Sunday, August 20, 2017

Tips for the Eclipse

Tips for the eclipse:
  1. Wear proper eye protection. Do not stare at the sun for too long during partial occlusion even with protection. 
  2. Use a filtered telescope + digital camera if you want to see the eclipse itself.
  3. If you don't have a pinhole shadowbox, you can use the shadow of leaves on the ground and the spots of sunlight between them to follow the progress of the eclipse.
  4. Read Annie Dillard's essay on a previous eclipse:
  5. As Dillard's essay, and the tree pinhole camera effect demonstrate, while most people will be focusing on the alignment of the sun & moon, it's the rest of the world that has the most interesting things to observe.
  6. Observe how other people and animals act.
  7. Observe your own state of mind.
  8. An eclipse is a deeply uncanny experience.
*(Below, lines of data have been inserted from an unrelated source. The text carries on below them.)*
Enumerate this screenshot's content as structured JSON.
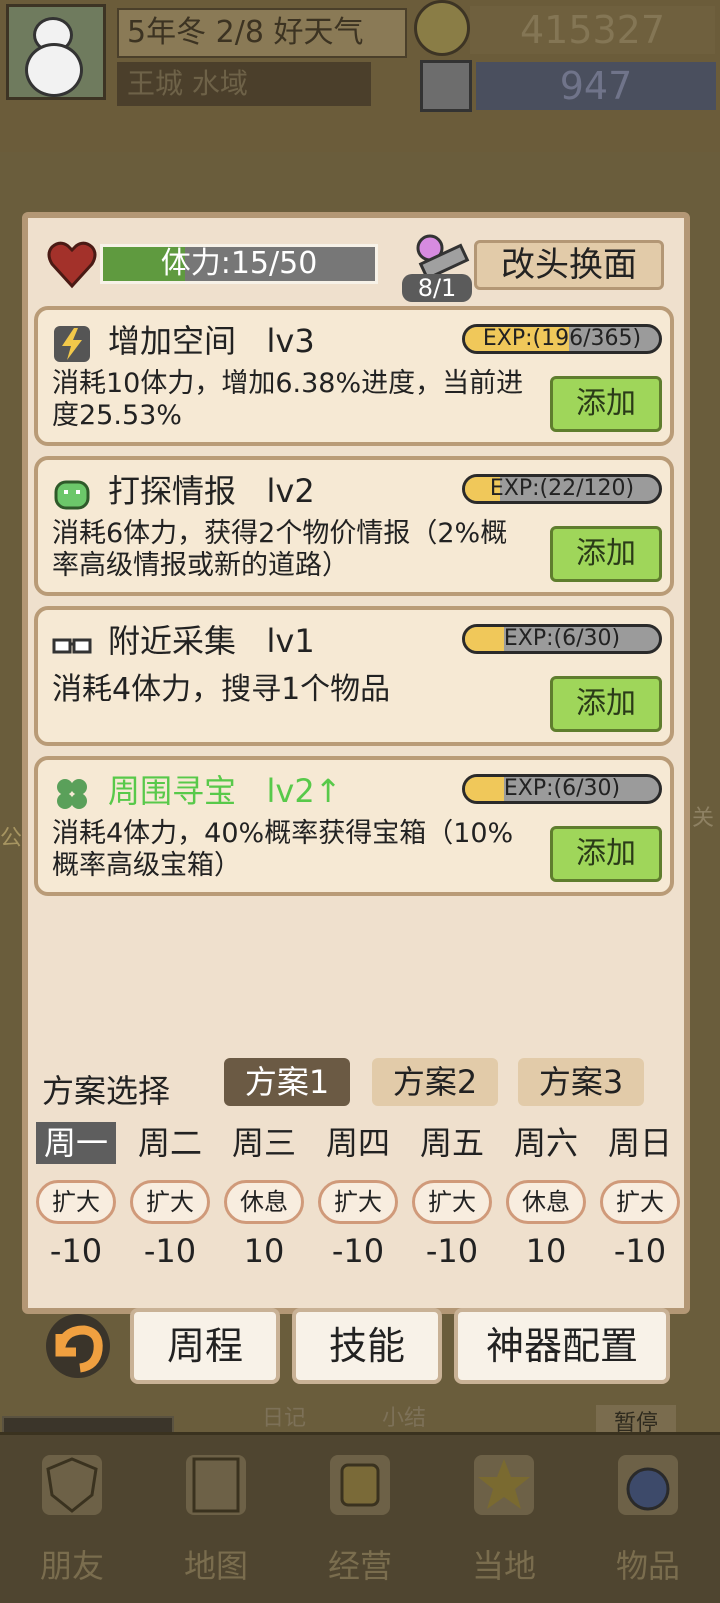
{
  "top": {
    "date_weather": "5年冬 2/8 好天气",
    "location": "王城 水域",
    "gold": "415327",
    "gems": "947"
  },
  "background": {
    "diary": "日记",
    "summary": "小结",
    "pause": "暂停",
    "left_text": "公",
    "right_text": "关"
  },
  "dialog": {
    "stamina_text": "体力:15/50",
    "stamina_fraction": 0.3,
    "scroll_count": "8/1",
    "makeover_label": "改头换面",
    "add_label": "添加",
    "skills": [
      {
        "name": "增加空间   lv3",
        "exp": "EXP:(196/365)",
        "exp_fraction": 0.537,
        "desc": "消耗10体力，增加6.38%进度，当前进度25.53%",
        "highlight": false,
        "icon": "lightning-icon"
      },
      {
        "name": "打探情报   lv2",
        "exp": "EXP:(22/120)",
        "exp_fraction": 0.18,
        "desc": "消耗6体力，获得2个物价情报（2%概率高级情报或新的道路）",
        "highlight": false,
        "icon": "slime-icon"
      },
      {
        "name": "附近采集   lv1",
        "exp": "EXP:(6/30)",
        "exp_fraction": 0.2,
        "desc": "消耗4体力，搜寻1个物品",
        "highlight": false,
        "icon": "glasses-icon"
      },
      {
        "name": "周围寻宝   lv2↑",
        "exp": "EXP:(6/30)",
        "exp_fraction": 0.2,
        "desc": "消耗4体力，40%概率获得宝箱（10%概率高级宝箱）",
        "highlight": true,
        "icon": "clover-icon"
      }
    ],
    "plan_label": "方案选择",
    "plans": [
      "方案1",
      "方案2",
      "方案3"
    ],
    "active_plan": 0,
    "days": [
      "周一",
      "周二",
      "周三",
      "周四",
      "周五",
      "周六",
      "周日"
    ],
    "active_day": 0,
    "activities": [
      "扩大",
      "扩大",
      "休息",
      "扩大",
      "扩大",
      "休息",
      "扩大"
    ],
    "values": [
      "-10",
      "-10",
      "10",
      "-10",
      "-10",
      "10",
      "-10"
    ]
  },
  "buttons": {
    "weekly": "周程",
    "skills": "技能",
    "artifact": "神器配置"
  },
  "nav": [
    "朋友",
    "地图",
    "经营",
    "当地",
    "物品"
  ],
  "colors": {
    "add_button": "#9fd65a",
    "highlight_text": "#58c94a",
    "stamina_fill": "#5f9a3f",
    "exp_fill": "#f0c85a"
  }
}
It is awful in the old sense of the word: awe-full. It's not surprising that people went nonlinear when they didn't know what was going on; people act strangely during an eclipse even with a modern understanding of celestial mechanics.
  9. The light gets weird. Colors get weird. Things appear differently from how they normally do. The dominant colors are silver and indigo, that elusive color between blue and violet, normally only seen in a particular grade of lapis lazuli and in butterfly wings.
  10. Take pictures of the people taking pictures, of the landscape, of the earth and sky together. There will be a lot of pictures taken of the eclipsed sun, but not enough of these other images.

1 comment:

DoctorK said...

I love this shift in perspective--look around at everything but the eclipse. That kind of thing will teach us the most.